Updates & Acquisitions
October 27, 2023
Alright, this one's going to involve some Large Images. Deep breaths.
Not one, but two editions of the Buick Dimensions digital car catalog, for Macintosh.
Because one of these darned things has a golf simulator in it. | The car catalogs deserve a place of honor as much as any other golf sim. | Alongside these other things I picked up. |
I've been sitting on these in the expectation that I'd have a better way to take photos - well, I do now own a Sony Mavica FD-73, unfortunately, the disk drive in it needs some maintenance that I am not in the mood to attempt. So these photos have been taken with my much more powerful, but much more anachronistic, Moto g7 Power.
The main focus of this update is something I'll eventually need to write a whole article about, because of course this hobby has to have some weird rabbit hole somewhere. Between the late 80s and early 90s, General Motors were taking note of how popular the Home Computer had become, and decided that the best way to market new cars was to mail out floppy disk catalogs. What was initially The Buick Dimension in 1987, was quickly renamed to Buick Dimensions (plural) and received a new issue every year. 1991's edition of Dimensions happened to also include a simple but effective golf simulation, Buick Classic, granting the would-be Buick shopper access to the front nine holes at Westchester. What I've got here in the Shrine is the 1991 edition in 800 KB Mac format, and the 1992 edition in both Mac and MS-DOS formats. Sadly, the Mac '92 edition does not want to read (update: I have now successfully preserved it on Macintosh Garden!), but the '91 edition is the one that has the golf game on it. '92 instead has a full (and voiced) guide to the USDA Food Guide Pyramid, and I've got the DOS version of that one preserved and archived. If you wanted to play the DOS version of the one with the golf game, that one is also archived and playable. It's not the only time Buick would be involved with golf sims, but if I get the rest of the selection, I will go into further detail in a full article.

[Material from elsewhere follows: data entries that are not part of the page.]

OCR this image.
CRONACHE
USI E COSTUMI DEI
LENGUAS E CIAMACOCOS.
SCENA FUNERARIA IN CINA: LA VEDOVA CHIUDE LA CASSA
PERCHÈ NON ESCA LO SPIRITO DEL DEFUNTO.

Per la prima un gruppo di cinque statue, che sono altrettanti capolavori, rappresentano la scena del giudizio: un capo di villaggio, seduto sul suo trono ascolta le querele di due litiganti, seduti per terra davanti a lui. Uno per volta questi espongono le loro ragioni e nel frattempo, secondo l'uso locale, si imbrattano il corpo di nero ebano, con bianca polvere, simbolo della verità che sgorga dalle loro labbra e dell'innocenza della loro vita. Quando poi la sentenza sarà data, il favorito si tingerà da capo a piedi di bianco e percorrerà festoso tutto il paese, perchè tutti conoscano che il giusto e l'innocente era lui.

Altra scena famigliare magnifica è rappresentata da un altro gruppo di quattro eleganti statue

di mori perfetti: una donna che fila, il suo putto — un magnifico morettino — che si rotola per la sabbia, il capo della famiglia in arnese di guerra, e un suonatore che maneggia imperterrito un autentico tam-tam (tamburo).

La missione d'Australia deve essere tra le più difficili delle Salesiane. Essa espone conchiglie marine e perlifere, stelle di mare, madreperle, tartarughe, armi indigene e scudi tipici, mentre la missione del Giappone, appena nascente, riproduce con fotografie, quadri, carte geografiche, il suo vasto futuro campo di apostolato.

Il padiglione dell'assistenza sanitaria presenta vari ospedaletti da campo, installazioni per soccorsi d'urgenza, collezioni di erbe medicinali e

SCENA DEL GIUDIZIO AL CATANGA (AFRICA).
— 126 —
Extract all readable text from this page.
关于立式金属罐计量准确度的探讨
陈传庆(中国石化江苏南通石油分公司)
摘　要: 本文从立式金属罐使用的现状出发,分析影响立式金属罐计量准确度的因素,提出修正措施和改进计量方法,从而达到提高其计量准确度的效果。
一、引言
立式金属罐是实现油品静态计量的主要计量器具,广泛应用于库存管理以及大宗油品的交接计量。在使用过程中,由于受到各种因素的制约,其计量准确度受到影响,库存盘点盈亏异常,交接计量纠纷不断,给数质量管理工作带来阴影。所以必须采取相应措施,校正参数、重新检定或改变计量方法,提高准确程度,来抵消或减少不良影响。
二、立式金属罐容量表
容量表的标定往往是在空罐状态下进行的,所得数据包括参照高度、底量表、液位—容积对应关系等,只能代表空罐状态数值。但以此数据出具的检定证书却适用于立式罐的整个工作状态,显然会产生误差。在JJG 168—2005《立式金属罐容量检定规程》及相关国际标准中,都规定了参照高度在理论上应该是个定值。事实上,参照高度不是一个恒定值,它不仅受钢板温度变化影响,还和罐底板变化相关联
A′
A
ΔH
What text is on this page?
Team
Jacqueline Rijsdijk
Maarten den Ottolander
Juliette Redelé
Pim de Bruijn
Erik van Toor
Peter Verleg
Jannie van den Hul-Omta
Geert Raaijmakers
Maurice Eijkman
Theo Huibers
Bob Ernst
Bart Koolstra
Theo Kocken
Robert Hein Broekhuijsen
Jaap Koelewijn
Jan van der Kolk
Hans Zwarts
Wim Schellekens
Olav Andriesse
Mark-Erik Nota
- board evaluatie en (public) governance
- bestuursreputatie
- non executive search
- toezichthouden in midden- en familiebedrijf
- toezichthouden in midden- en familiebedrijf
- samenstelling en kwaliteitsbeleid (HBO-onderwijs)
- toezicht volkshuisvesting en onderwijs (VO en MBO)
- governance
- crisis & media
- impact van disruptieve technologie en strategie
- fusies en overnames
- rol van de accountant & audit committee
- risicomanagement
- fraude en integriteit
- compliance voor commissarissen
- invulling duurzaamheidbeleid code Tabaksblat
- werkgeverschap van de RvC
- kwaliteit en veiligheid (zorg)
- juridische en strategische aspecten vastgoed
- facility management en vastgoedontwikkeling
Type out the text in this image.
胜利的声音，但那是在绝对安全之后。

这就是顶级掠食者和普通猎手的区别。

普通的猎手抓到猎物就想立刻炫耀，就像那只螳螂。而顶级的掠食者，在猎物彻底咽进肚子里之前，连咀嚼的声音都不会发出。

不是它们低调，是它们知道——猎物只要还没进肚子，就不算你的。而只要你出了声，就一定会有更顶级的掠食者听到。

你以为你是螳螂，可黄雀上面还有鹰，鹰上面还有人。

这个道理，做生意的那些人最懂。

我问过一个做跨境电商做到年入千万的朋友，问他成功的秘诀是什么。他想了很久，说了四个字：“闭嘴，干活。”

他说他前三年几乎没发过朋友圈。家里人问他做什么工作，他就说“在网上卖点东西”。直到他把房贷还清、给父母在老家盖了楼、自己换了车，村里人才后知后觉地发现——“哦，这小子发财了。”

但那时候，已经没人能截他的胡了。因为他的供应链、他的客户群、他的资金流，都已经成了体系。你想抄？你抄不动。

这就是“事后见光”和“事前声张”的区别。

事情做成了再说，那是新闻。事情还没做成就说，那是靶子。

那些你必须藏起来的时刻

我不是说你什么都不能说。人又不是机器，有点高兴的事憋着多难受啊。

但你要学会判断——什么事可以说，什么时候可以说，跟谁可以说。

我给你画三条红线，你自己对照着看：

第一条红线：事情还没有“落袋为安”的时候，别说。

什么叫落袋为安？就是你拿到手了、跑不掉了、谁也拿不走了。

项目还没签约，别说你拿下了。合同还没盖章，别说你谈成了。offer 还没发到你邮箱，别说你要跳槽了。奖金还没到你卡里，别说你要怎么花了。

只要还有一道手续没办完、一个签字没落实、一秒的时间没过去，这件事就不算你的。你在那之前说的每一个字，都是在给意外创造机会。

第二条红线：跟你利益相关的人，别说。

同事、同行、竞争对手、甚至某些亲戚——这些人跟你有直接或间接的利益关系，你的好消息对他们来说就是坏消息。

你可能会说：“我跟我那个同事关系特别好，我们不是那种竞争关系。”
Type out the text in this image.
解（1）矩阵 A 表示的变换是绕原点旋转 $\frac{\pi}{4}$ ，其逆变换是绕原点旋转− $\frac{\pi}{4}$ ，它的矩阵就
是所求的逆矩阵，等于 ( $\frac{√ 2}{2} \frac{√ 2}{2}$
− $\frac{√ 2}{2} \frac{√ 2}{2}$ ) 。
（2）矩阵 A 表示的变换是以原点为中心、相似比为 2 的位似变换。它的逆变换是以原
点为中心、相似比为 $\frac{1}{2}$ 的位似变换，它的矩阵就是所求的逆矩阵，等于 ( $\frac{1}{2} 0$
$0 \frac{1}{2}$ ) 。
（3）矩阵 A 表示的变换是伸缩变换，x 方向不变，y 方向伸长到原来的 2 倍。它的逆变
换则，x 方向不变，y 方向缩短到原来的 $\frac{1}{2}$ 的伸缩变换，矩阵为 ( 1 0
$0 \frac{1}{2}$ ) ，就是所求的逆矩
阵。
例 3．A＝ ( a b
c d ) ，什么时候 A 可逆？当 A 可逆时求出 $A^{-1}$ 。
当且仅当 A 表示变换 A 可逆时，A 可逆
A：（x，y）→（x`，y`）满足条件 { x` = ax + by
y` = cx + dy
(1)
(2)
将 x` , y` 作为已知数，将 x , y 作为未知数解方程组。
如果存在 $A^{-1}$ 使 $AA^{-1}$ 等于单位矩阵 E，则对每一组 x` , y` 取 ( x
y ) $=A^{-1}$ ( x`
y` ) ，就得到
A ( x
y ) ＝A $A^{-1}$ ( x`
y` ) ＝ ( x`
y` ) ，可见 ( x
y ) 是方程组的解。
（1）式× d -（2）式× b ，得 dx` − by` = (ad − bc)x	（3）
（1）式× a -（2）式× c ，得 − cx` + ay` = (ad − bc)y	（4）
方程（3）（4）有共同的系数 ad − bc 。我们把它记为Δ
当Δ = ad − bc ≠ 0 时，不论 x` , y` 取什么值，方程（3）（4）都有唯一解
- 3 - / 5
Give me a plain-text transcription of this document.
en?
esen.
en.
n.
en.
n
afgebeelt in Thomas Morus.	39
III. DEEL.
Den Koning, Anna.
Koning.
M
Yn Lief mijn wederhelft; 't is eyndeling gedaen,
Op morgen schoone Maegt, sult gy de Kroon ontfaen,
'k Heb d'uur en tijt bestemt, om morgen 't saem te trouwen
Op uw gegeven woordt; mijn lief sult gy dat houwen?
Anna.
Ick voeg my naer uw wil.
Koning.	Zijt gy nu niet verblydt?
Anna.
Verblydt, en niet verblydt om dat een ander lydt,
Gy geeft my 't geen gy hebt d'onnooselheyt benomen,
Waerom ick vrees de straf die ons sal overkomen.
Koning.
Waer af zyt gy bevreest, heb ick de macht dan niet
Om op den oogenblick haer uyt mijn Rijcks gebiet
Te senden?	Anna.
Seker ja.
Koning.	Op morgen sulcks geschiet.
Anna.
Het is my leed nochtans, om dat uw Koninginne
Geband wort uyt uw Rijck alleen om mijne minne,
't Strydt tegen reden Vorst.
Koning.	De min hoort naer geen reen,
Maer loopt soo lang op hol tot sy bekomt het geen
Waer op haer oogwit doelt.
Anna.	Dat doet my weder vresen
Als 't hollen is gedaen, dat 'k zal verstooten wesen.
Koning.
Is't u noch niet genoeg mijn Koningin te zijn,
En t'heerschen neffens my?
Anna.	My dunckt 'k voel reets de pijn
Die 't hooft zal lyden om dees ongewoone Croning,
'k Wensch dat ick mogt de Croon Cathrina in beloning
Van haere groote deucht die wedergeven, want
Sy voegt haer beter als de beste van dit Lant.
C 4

Beyond all of that, I had visited Portland Retro Gaming Expo 2023 a few weeks back, and happened to collect two more new formats for the Shrine. Golfshrine now has its first games for Sega Master System (the US version of Great Golf) and Atari 2600 (golf). Atari Golf certainly strikes me as the first video game golf simulation, but I'm more than likely wrong about that here. It sure is a game. And that's what I'll say there.